Why Republicans Might Want to Rethink Their Victory Lap on Immigration

PHOTO: Sen. Ted Cruz, R-Texas, speaks during a news conference on Capitol Hill in Washington, Sept. 9, 2014. J. Scott Applewhite/AP Photo
Sen. Ted Cruz, R-Texas, speaks during a news conference on Capitol Hill in Washington, Sept. 9, 2014.

Republicans, especially some of the potential 2016 presidential candidates, were quick to claim a victory this week after a judge in Texas ordered a temporary halt to some of President Obama’s controversial immigration actions.

"The Texas court decision reached last night is a major turning point in the fight to stop Obama's lawless amnesty," Sen. Ted Cruz, R-Texas, said Tuesday. "This is a major victory for the rule of law; the District Court's ruling states that President Obama must now stop implementing these policies in 'any and all aspects.'”

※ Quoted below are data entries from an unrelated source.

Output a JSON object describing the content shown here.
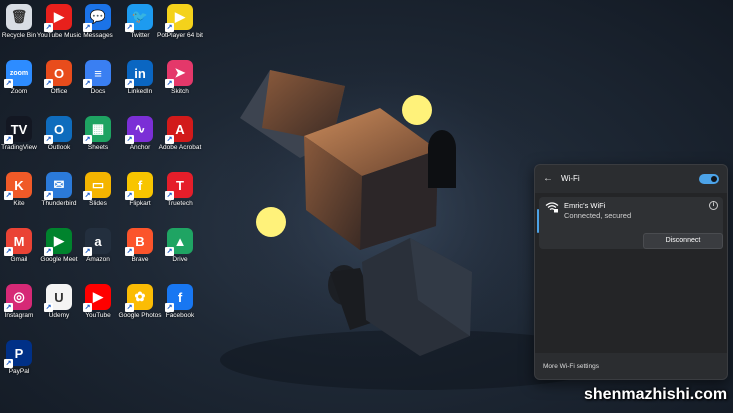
{
  "desktop": {
    "icons": [
      {
        "label": "Recycle Bin",
        "glyph": "🗑",
        "color": "#d8dde4",
        "icon": "recycle-bin-icon"
      },
      {
        "label": "YouTube Music",
        "glyph": "▶",
        "color": "#e8201c",
        "icon": "youtube-music-icon"
      },
      {
        "label": "Messages",
        "glyph": "💬",
        "color": "#1b73e8",
        "icon": "messages-icon"
      },
      {
        "label": "Twitter",
        "glyph": "🐦",
        "color": "#1d9bf0",
        "icon": "twitter-icon"
      },
      {
        "label": "PotPlayer 64 bit",
        "glyph": "▶",
        "color": "#f4d21b",
        "icon": "potplayer-icon"
      },
      {
        "label": "Zoom",
        "glyph": "zoom",
        "color": "#2d8cff",
        "icon": "zoom-icon"
      },
      {
        "label": "Office",
        "glyph": "O",
        "color": "#e84c1c",
        "icon": "office-icon"
      },
      {
        "label": "Docs",
        "glyph": "≡",
        "color": "#3a7ff2",
        "icon": "docs-icon"
      },
      {
        "label": "LinkedIn",
        "glyph": "in",
        "color": "#0a66c2",
        "icon": "linkedin-icon"
      },
      {
        "label": "Skitch",
        "glyph": "➤",
        "color": "#e4386a",
        "icon": "skitch-icon"
      },
      {
        "label": "TradingView",
        "glyph": "TV",
        "color": "#131722",
        "icon": "tradingview-icon"
      },
      {
        "label": "Outlook",
        "glyph": "O",
        "color": "#0f6cbd",
        "icon": "outlook-icon"
      },
      {
        "label": "Sheets",
        "glyph": "▦",
        "color": "#1ea362",
        "icon": "sheets-icon"
      },
      {
        "label": "Anchor",
        "glyph": "∿",
        "color": "#7b2fd6",
        "icon": "anchor-icon"
      },
      {
        "label": "Adobe Acrobat",
        "glyph": "A",
        "color": "#d21a1a",
        "icon": "adobe-acrobat-icon"
      },
      {
        "label": "Kite",
        "glyph": "K",
        "color": "#f05a28",
        "icon": "kite-icon"
      },
      {
        "label": "Thunderbird",
        "glyph": "✉",
        "color": "#2b7ad9",
        "icon": "thunderbird-icon"
      },
      {
        "label": "Slides",
        "glyph": "▭",
        "color": "#f4b400",
        "icon": "slides-icon"
      },
      {
        "label": "Flipkart",
        "glyph": "f",
        "color": "#f8c500",
        "icon": "flipkart-icon"
      },
      {
        "label": "Truetech",
        "glyph": "T",
        "color": "#e51e2a",
        "icon": "truetech-icon"
      },
      {
        "label": "Gmail",
        "glyph": "M",
        "color": "#ea4335",
        "icon": "gmail-icon"
      },
      {
        "label": "Google Meet",
        "glyph": "▶",
        "color": "#00832d",
        "icon": "google-meet-icon"
      },
      {
        "label": "Amazon",
        "glyph": "a",
        "color": "#232f3e",
        "icon": "amazon-icon"
      },
      {
        "label": "Brave",
        "glyph": "B",
        "color": "#fb542b",
        "icon": "brave-icon"
      },
      {
        "label": "Drive",
        "glyph": "▲",
        "color": "#1fa463",
        "icon": "drive-icon"
      },
      {
        "label": "Instagram",
        "glyph": "◎",
        "color": "#d62976",
        "icon": "instagram-icon"
      },
      {
        "label": "Udemy",
        "glyph": "U",
        "color": "#f4f4f4",
        "icon": "udemy-icon"
      },
      {
        "label": "YouTube",
        "glyph": "▶",
        "color": "#ff0000",
        "icon": "youtube-icon"
      },
      {
        "label": "Google Photos",
        "glyph": "✿",
        "color": "#fbbc04",
        "icon": "google-photos-icon"
      },
      {
        "label": "Facebook",
        "glyph": "f",
        "color": "#1877f2",
        "icon": "facebook-icon"
      },
      {
        "label": "PayPal",
        "glyph": "P",
        "color": "#003087",
        "icon": "paypal-icon"
      }
    ]
  },
  "wifi_flyout": {
    "title": "Wi-Fi",
    "toggle_on": true,
    "network": {
      "name": "Emric's WiFi",
      "status": "Connected, secured"
    },
    "disconnect_label": "Disconnect",
    "more_settings_label": "More Wi-Fi settings"
  },
  "watermark": "shenmazhishi.com",
  "colors": {
    "accent": "#4ca3e8",
    "panel": "#2b2d30"
  }
}
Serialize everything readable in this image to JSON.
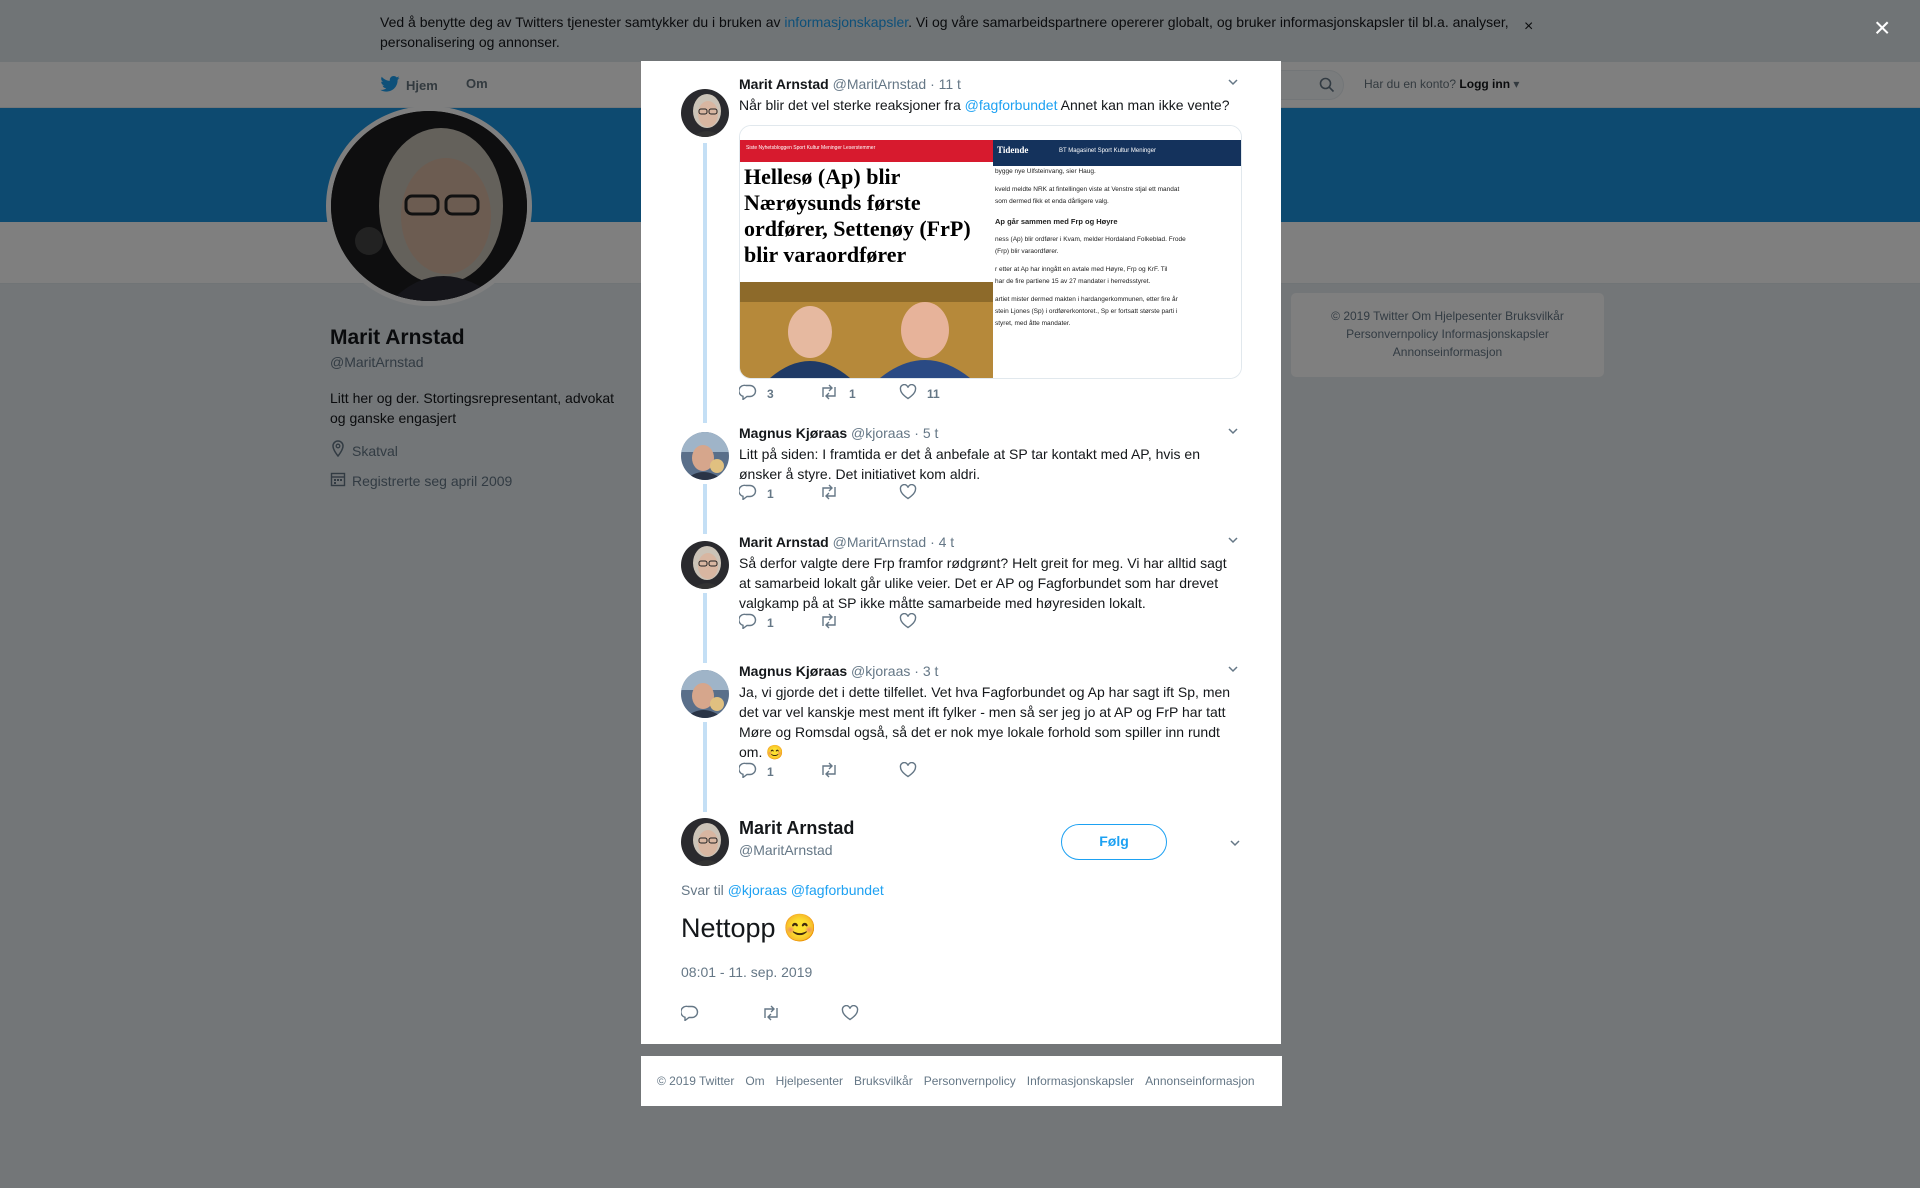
{
  "cookie_bar": {
    "text_before": "Ved å benytte deg av Twitters tjenester samtykker du i bruken av ",
    "link": "informasjonskapsler",
    "text_after": ". Vi og våre samarbeidspartnere opererer globalt, og bruker informasjonskapsler til bl.a. analyser, personalisering og annonser.",
    "close": "×"
  },
  "nav": {
    "home": "Hjem",
    "about": "Om",
    "account_q": "Har du en konto?",
    "login": "Logg inn"
  },
  "profile": {
    "name": "Marit Arnstad",
    "handle": "@MaritArnstad",
    "bio": "Litt her og der. Stortingsrepresentant, advokat og ganske engasjert",
    "location": "Skatval",
    "joined": "Registrerte seg april 2009"
  },
  "right_footer": {
    "line1": "© 2019 Twitter   Om   Hjelpesenter   Bruksvilkår",
    "line2": "Personvernpolicy   Informasjonskapsler",
    "line3": "Annonseinformasjon"
  },
  "overlay_close": "×",
  "tweets": [
    {
      "name": "Marit Arnstad",
      "handle": "@MaritArnstad",
      "time": "· 11 t",
      "text_before": "Når blir det vel sterke reaksjoner fra ",
      "mention": "@fagforbundet",
      "text_after": " Annet kan man ikke vente?",
      "replies": "3",
      "retweets": "1",
      "likes": "11",
      "media": {
        "left_headline": "Hellesø (Ap) blir Nærøysunds første ordfører, Settenøy (FrP) blir varaordfører",
        "left_nav": "Siste   Nyhetsbloggen   Sport   Kultur   Meninger   Leserstemmer",
        "right_masthead": "Tidende",
        "right_nav": "BT Magasinet   Sport   Kultur   Meninger",
        "right_lines": [
          "bygge nye Ulfsteinvang, sier Haug.",
          "kveld meldte NRK at fintellingen viste at Venstre stjal ett mandat",
          "som dermed fikk et enda dårligere valg.",
          "Ap går sammen med Frp og Høyre",
          "ness (Ap) blir ordfører i Kvam, melder Hordaland Folkeblad. Frode",
          "(Frp) blir varaordfører.",
          "r etter at Ap har inngått en avtale med Høyre, Frp og KrF. Til",
          "har de fire partiene 15 av 27 mandater i herredsstyret.",
          "artiet mister dermed makten i hardangerkommunen, etter fire år",
          "stein Ljones (Sp) i ordførerkontoret., Sp er fortsatt største parti i",
          "styret, med åtte mandater."
        ]
      }
    },
    {
      "name": "Magnus Kjøraas",
      "handle": "@kjoraas",
      "time": "· 5 t",
      "text": "Litt på siden: I framtida er det å anbefale at SP tar kontakt med AP, hvis en ønsker å styre. Det initiativet kom aldri.",
      "replies": "1",
      "retweets": "",
      "likes": ""
    },
    {
      "name": "Marit Arnstad",
      "handle": "@MaritArnstad",
      "time": "· 4 t",
      "text": "Så derfor valgte dere Frp framfor rødgrønt? Helt greit for meg. Vi har alltid sagt at samarbeid lokalt går ulike veier. Det er AP og Fagforbundet som har drevet valgkamp på at SP ikke måtte samarbeide med høyresiden lokalt.",
      "replies": "1",
      "retweets": "",
      "likes": ""
    },
    {
      "name": "Magnus Kjøraas",
      "handle": "@kjoraas",
      "time": "· 3 t",
      "text": "Ja, vi gjorde det i dette tilfellet. Vet hva Fagforbundet og Ap har sagt ift Sp, men det var vel kanskje mest ment ift fylker - men så ser jeg jo at AP og FrP har tatt Møre og Romsdal også, så det er nok mye lokale forhold som spiller inn rundt om.",
      "emoji": "😊",
      "replies": "1",
      "retweets": "",
      "likes": ""
    }
  ],
  "main_tweet": {
    "name": "Marit Arnstad",
    "handle": "@MaritArnstad",
    "follow": "Følg",
    "reply_to_label": "Svar til ",
    "reply_to": "@kjoraas @fagforbundet",
    "text": "Nettopp",
    "emoji": "😊",
    "timestamp": "08:01 - 11. sep. 2019"
  },
  "modal_footer": [
    "© 2019 Twitter",
    "Om",
    "Hjelpesenter",
    "Bruksvilkår",
    "Personvernpolicy",
    "Informasjonskapsler",
    "Annonseinformasjon"
  ],
  "colors": {
    "twitter_blue": "#1da1f2",
    "banner": "#1b95e0",
    "thread_line": "#c4dff5"
  }
}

Louisiana Gov. Bobby Jindal added: "Louisiana joined this lawsuit [that 26 states filed against Obama] because what the president is doing to grant amnesty to millions of illegal aliens is unconstitutional, and we’re glad the court agreed.

“On his own volition, President Obama ignored the law and the will of the American people.”

Another potential 2016er, former Texas Gov. Rick Perry said, called Obama’s action a “blatant overreach of executive power, an affront to the rule of law, and put partisan politics in front of lasting solutions.”

But it could be a short-term victory because immigration is a potential landmine for Republicans who will be seeking the White House in 2016.

A poll out Tuesday by the Public Religion Research Institute found that most Americans -- 73 percent -- support Congress moving forward to pass a comprehensive bill rather than working to undo some of President Obama’s executive actions, including the ability of nearly 5 million undocumented immigrants to obtain work permits and legal safety from deportation.

Looking to 2016, and those GOP candidates, it’s even more apparent why there’s a question about whether the federal judge’s ruling is a victory for Republicans.

The poll found there is a stark racial divide, with 80 percent of both blacks and Hispanics agreeing that Obama should have taken executive action, with 53 percent of whites agreeing.

Additionally, in a press call with top Republican donors Tuesday, including Spencer Zwick, Mitt Romney’s national finance chairman, the issue of immigration was one they advocate for fixing.

On the call, Andrew Puzder, CEO of CKE Restaurants and a former economic adviser to Romney, highlighted about 35 percent of Hispanic voters in swing states who reported having an immediate family member or close friend at risk of deportation, saying “people vote with their hearts.”

He also said that the three-quarter of purple states that will decide the next election are moderate- or high-growth states for Hispanics.

As for 2016, viewing the judge’s decision, whether it stands or not, as a victory depends on which voters you ask.